Steamboat Springs After years of trying, Ray Selbe finally opened his Soaring Eagle RV Park on U.S. Highway 40 west of Steamboat Springs - and just in time.
The Routt County Board of Commissioners rejected plans for the park in 2002. In 2004, with a revised application that reduced the capacity of the RV park from 53 to 25 vehicles, commissioners approved it against the recommendation of the Routt County Planning Commission.
Had the process taken any longer, the park may never have opened. According to county planner Mary Alice Page-Allen, revisions made in 2006 to the county's zoning regulations would disallow the development. The park's location is zoned for agriculture.
The park, located 3.5 miles west of Steamboat at 25250 West U.S. Highway 40, has been open for three weeks, Selbe said. Despite being approved nearly three years ago, Selbe said it has taken this long to get all the permits and infrastructure in place to comply with the county's permit conditions.
"The waste treatment is state of the art," Selbe said. "That took a great deal of time."
Selbe said business has been good in the park's first few weeks, with Triple Crown baseball teams and visitors to the Hot Air Balloon Rodeo constituting much of his clientele. He said he also expects the park to be home to some of Steamboat's temporary workforce. The arrival of three such workers was expected Monday.
"Business has been real good," Selbe said. "The other campgrounds have been real good about sending people to us."
The park is on a 23-acre parcel of land adjacent to Selbe's ranching and farming operations. Selbe said he and his wife, Karen, have long hoped to put the "idle pasture" to use. The park is visible from the highway, with an attention-grabbing teepee - illuminated at night - situated near the front of the park. Selbe, who was born on the ranch, said the teepee sits on the spot where he found his first arrowhead as a child pasturing dairy cattle.
Page-Allen said the park's visibility was one of the concerns that held up its development. Landscaping will help mitigate that concern. Steamboat Foliage & Flowers will install $29,000 worth of landscaping during the next few years. Selbe said hundreds of trees were planted this year, with 200 more scheduled to be planted next year.
"You probably won't be able to see the place," Selbe said.
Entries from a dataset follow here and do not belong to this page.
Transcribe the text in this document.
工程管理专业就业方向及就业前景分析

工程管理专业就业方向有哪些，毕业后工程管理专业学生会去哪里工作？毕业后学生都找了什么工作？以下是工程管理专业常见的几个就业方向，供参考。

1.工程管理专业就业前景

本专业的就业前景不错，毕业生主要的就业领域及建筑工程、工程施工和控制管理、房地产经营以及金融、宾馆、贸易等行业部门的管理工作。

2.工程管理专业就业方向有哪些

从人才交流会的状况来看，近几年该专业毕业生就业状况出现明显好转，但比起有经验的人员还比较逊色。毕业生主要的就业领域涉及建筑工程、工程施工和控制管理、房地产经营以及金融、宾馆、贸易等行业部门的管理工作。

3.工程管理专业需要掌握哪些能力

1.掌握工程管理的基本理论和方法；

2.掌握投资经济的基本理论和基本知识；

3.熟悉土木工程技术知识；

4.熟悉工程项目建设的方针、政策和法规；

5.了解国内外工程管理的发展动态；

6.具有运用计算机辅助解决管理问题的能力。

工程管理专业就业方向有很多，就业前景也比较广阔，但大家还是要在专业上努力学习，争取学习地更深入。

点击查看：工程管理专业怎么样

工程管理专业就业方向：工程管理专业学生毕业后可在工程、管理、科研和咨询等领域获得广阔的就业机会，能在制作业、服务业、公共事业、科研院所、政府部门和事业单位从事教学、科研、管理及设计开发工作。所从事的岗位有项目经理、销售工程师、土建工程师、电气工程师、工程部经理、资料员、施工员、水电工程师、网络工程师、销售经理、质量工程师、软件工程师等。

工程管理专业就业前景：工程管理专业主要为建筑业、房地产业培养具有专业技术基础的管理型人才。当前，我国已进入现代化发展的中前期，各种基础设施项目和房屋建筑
Other objections to the RV park mostly involved concerns about having a commercial operation on land traditionally used for agriculture. The county commissioners reasoned that supplemental uses of ranchland were beneficial to agriculture because they allowed ranchers and farmers to make enough supplemental income to keep their agricultural operations viable.
But according to Page-Allen, the revised zoning regulations will no longer exempt RV parks from rules forbidding commercial development on agricultural land.
"There was a thinking in the past that these were acceptable uses in agriculturally zoned districts," Page-Allen said. "It was an antiquated regulation that had been replaced throughout the years."
She said the revisions were not made with Soaring Eagle in mind.
Selbe said the park has reached 60 percent of its capacity on a few occasions in its first few weeks. He eventually expects the park to be booked solid.
"Reservations have been strong," Selbe said. "This will fill up. I think probably by next year we'll have a pretty steady following."
The nightly rate at Soaring Eagle is $45, with reduced rates kicking in for stays four days and longer. The park offers full hook-up service and Wi-Fi Internet access. The park is open from the first of May until the end of October. In compliance with county requirements, the park has no permanent structures; buildings such as the shower facilities will be removed in the winter.
There are a few miles of trails accessible from the park, and Selbe said he hopes to add additional recreational amenities such as a volleyball court and swimming pool.